De ‘law of the few’ zegt dat de aard van de boodschapper een kritieke factor is om een sociale epidemie te doen ‘tippen’. Maar ook het idee / product / bericht moet goed genoeg zijn. Is het ‘memorable’? zodanig dat het een verandering kan teweeg brengen? Succesvol zijn hangt dus ook af van de ‘stickiness’ factor. Dat klinkt alsof het rechtdoorzee (‘straightforward’) is. Als wij willen dat onze woorden indruk maken spreken we vaak met nadruk. We spreken ook luider dan. We herhalen onze beweringen. 6x herhalen voordat men het herinnert is het maxim van de marketing. Coca cola heeft daarvoor honderden miljoenen dollars voor. Sesamstraat heeft dat niet. Zijn er andere subtielere manieren om iets te laten beklijven?
Het moeilijke is niet het bereiken van de klant. Het moeilijke is hem te doen stoppen bij de boodschap, die te lezen, herinneren en er dan naar handelen. Om te zien wat (het beste) werkt, doen direct marketers extensief testen. Ze werken soms met een dozijn variaties op hetzelfde thema. Conventionele marketers hebben vooraf bepaalde vaste ideeën van wat hun reclame laat werken: humor, splashy graphics, bekendheden die het product aanraden. Direct marketers hebben die zekerheden niet. Zij zijn de échte studenten van stickiness. De meest intrigerende conclusies over hoe de klant te bereiken komen van hen.
Er is iets diep contra-intuïtief met de definitie van stickiness die uit de voorbeelden van het boek naar voor komt. We willen allemaal geloven dat de sleutel tot het maken van impact ligt in de inherente kwaliteit van de gepresenteerde ideeën. Niemand van de voorbeelden wijzigde de inhoud van wat ze zeiden. Ze tippten telkens het bericht door in de rand aan de presentatie ervan te knutselen. Aan de presentatie van hun ideeën. Een pauze na een vraag een seconde langer dan normaal, een muppet achter het te lezen woord, een grote sprekende ‘big bird’ naast een mens in de straat, een kleine ‘gold box’ in de hoek van een advertentie…
De les van stickiness is dat er een eenvoudige manier is om informatie te verpakken, die het onder de juiste omstandigheden onweerstaanbaar kunnen maken. Het enige dat je moet doen is het vinden.
Hoofdstuk vier gaat over ‘The Power of Context (Part One)’
Het grote voorbeeld in dit hoofdstuk is de opkomst en neergang van misdaad in New York.
Het bekijken van misdaad als een epidemie vergelijkbaar met het succes van sesamstraat is ietwat eigenaardig.

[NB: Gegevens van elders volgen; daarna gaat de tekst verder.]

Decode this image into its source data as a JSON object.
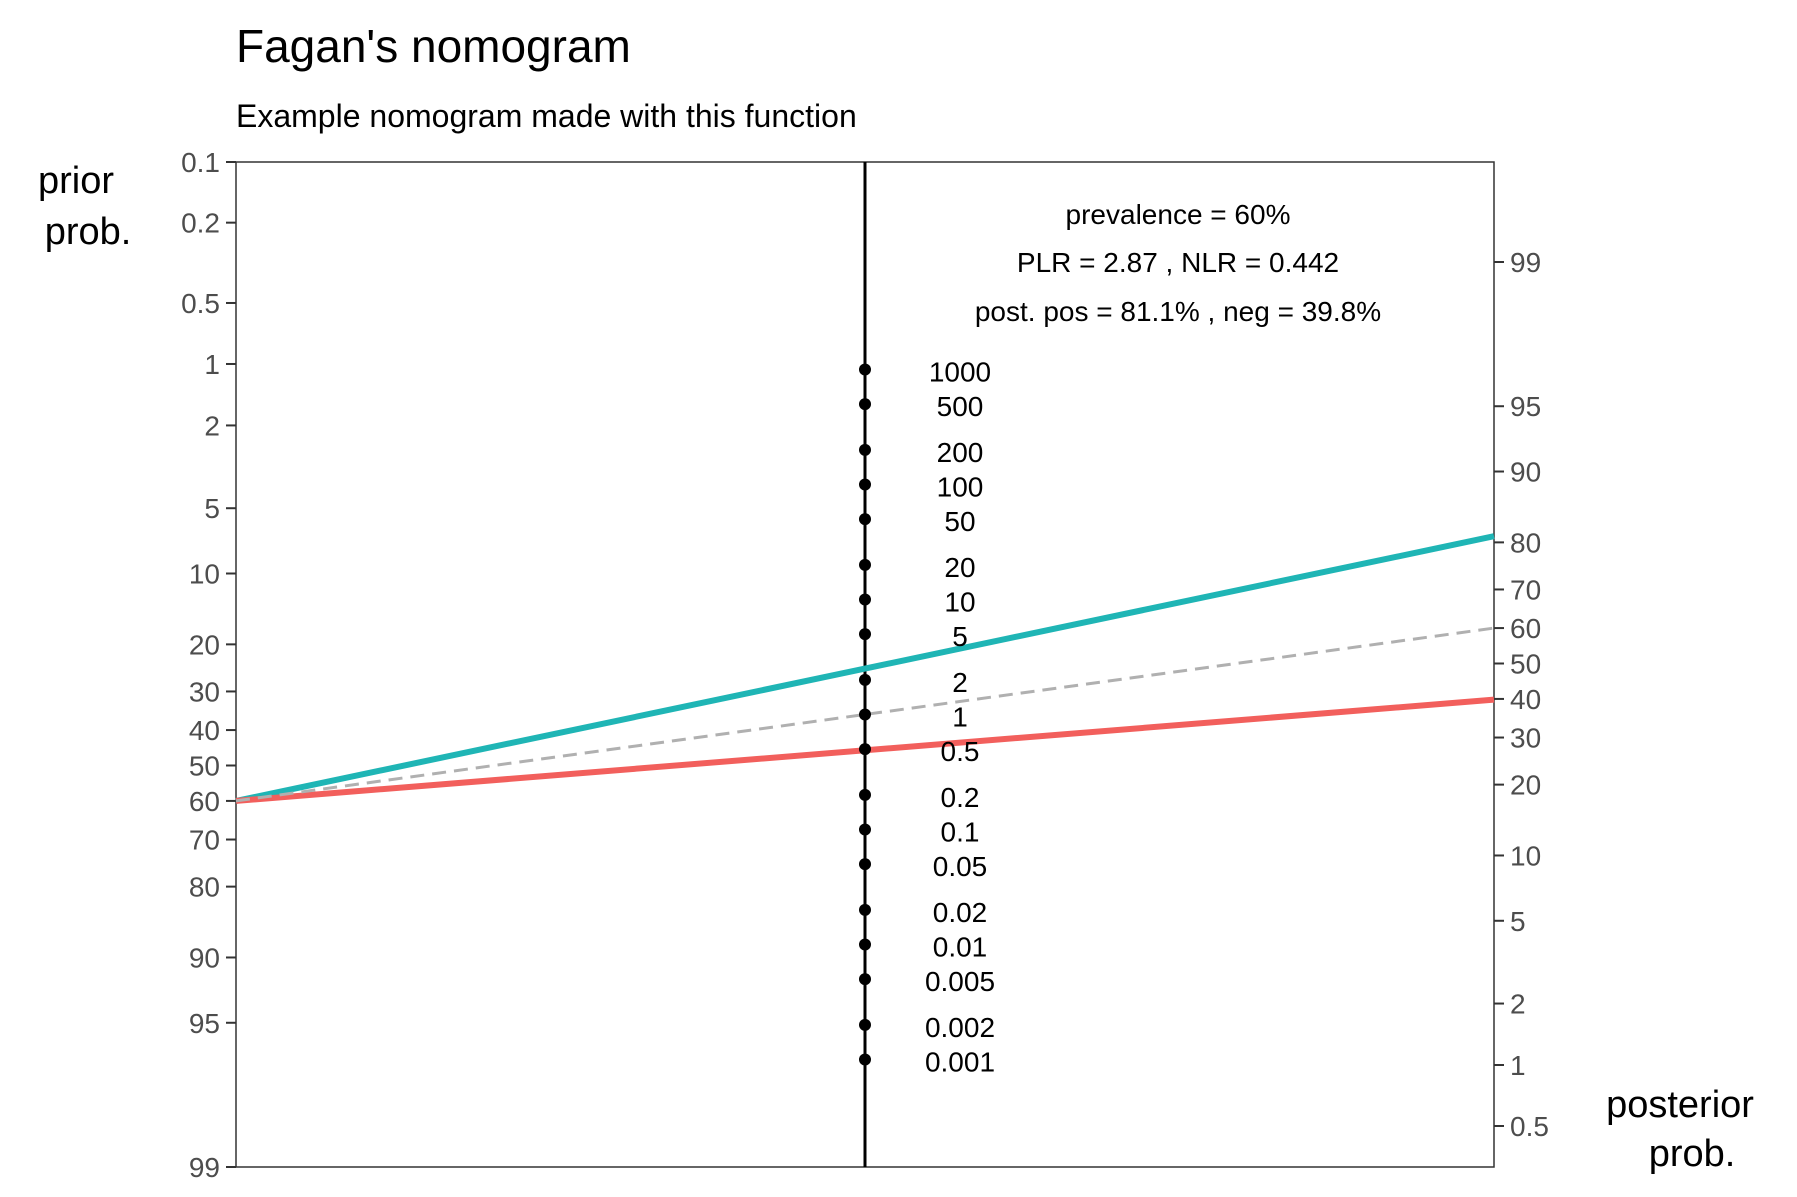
{
  "chart_data": {
    "type": "line",
    "title": "Fagan's nomogram",
    "subtitle": "Example nomogram made with this function",
    "left_axis": {
      "label_line1": "prior",
      "label_line2": "prob.",
      "ticks": [
        0.1,
        0.2,
        0.5,
        1,
        2,
        5,
        10,
        20,
        30,
        40,
        50,
        60,
        70,
        80,
        90,
        95,
        99
      ],
      "tick_labels": [
        "0.1",
        "0.2",
        "0.5",
        "1",
        "2",
        "5",
        "10",
        "20",
        "30",
        "40",
        "50",
        "60",
        "70",
        "80",
        "90",
        "95",
        "99"
      ],
      "direction": "descending",
      "scale": "logit"
    },
    "right_axis": {
      "label_line1": "posterior",
      "label_line2": "prob.",
      "ticks": [
        0.5,
        1,
        2,
        5,
        10,
        20,
        30,
        40,
        50,
        60,
        70,
        80,
        90,
        95,
        99
      ],
      "tick_labels": [
        "0.5",
        "1",
        "2",
        "5",
        "10",
        "20",
        "30",
        "40",
        "50",
        "60",
        "70",
        "80",
        "90",
        "95",
        "99"
      ],
      "direction": "ascending",
      "scale": "logit"
    },
    "likelihood_ratio_axis": {
      "values": [
        1000,
        500,
        200,
        100,
        50,
        20,
        10,
        5,
        2,
        1,
        0.5,
        0.2,
        0.1,
        0.05,
        0.02,
        0.01,
        0.005,
        0.002,
        0.001
      ],
      "labels": [
        "1000",
        "500",
        "200",
        "100",
        "50",
        "20",
        "10",
        "5",
        "2",
        "1",
        "0.5",
        "0.2",
        "0.1",
        "0.05",
        "0.02",
        "0.01",
        "0.005",
        "0.002",
        "0.001"
      ],
      "scale": "log"
    },
    "annotations": [
      "prevalence = 60%",
      "PLR = 2.87 , NLR = 0.442",
      "post. pos = 81.1% , neg = 39.8%"
    ],
    "prevalence": 60,
    "series": [
      {
        "name": "",
        "lr": 2.87,
        "prior": 60,
        "posterior": 81.1,
        "color": "#1fb5b5",
        "style": "solid"
      },
      {
        "name": "",
        "lr": 0.442,
        "prior": 60,
        "posterior": 39.8,
        "color": "#f25f5c",
        "style": "solid"
      },
      {
        "name": "",
        "lr": 1,
        "prior": 60,
        "posterior": 60,
        "color": "#b0b0b0",
        "style": "dashed"
      }
    ],
    "grid": false,
    "legend": "none"
  }
}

Sommige epidemieën hebben niet meer nodig dan een product en een boodschap. Misdaad gaat echter niet over een situatie, maar een quasi oneindig gevarieerde en moeilijke set van gedragingen. Kwaadaardig gedrag is besmettelijk, zo bleek in het geval van New York.
Epidemieën zijn gevoelig aan condities en omstandigheden van de tijd en plaats waarin ze gebeuren. Zo is er bijv. meer misdaad in vuile en besmeurde metro’s dan in propere en verzorgde metro’s, zowel de voertuigen als de haltes. Misdaad gebeurt meer in de nacht, beschermd door het duister, dan overdag. Dit is relatief rechttoe rechtaan. De les van ‘the power of context’ is dat we meer dan enkel gevoelig zijn aan wijzigingen in de context. We zijn er buitengewoon gevoelig aan. En de aard van de contextuele wijzigingen die een epidemie kunnen laten tippen zijn zeer verschillend van wat we normaal verwachten.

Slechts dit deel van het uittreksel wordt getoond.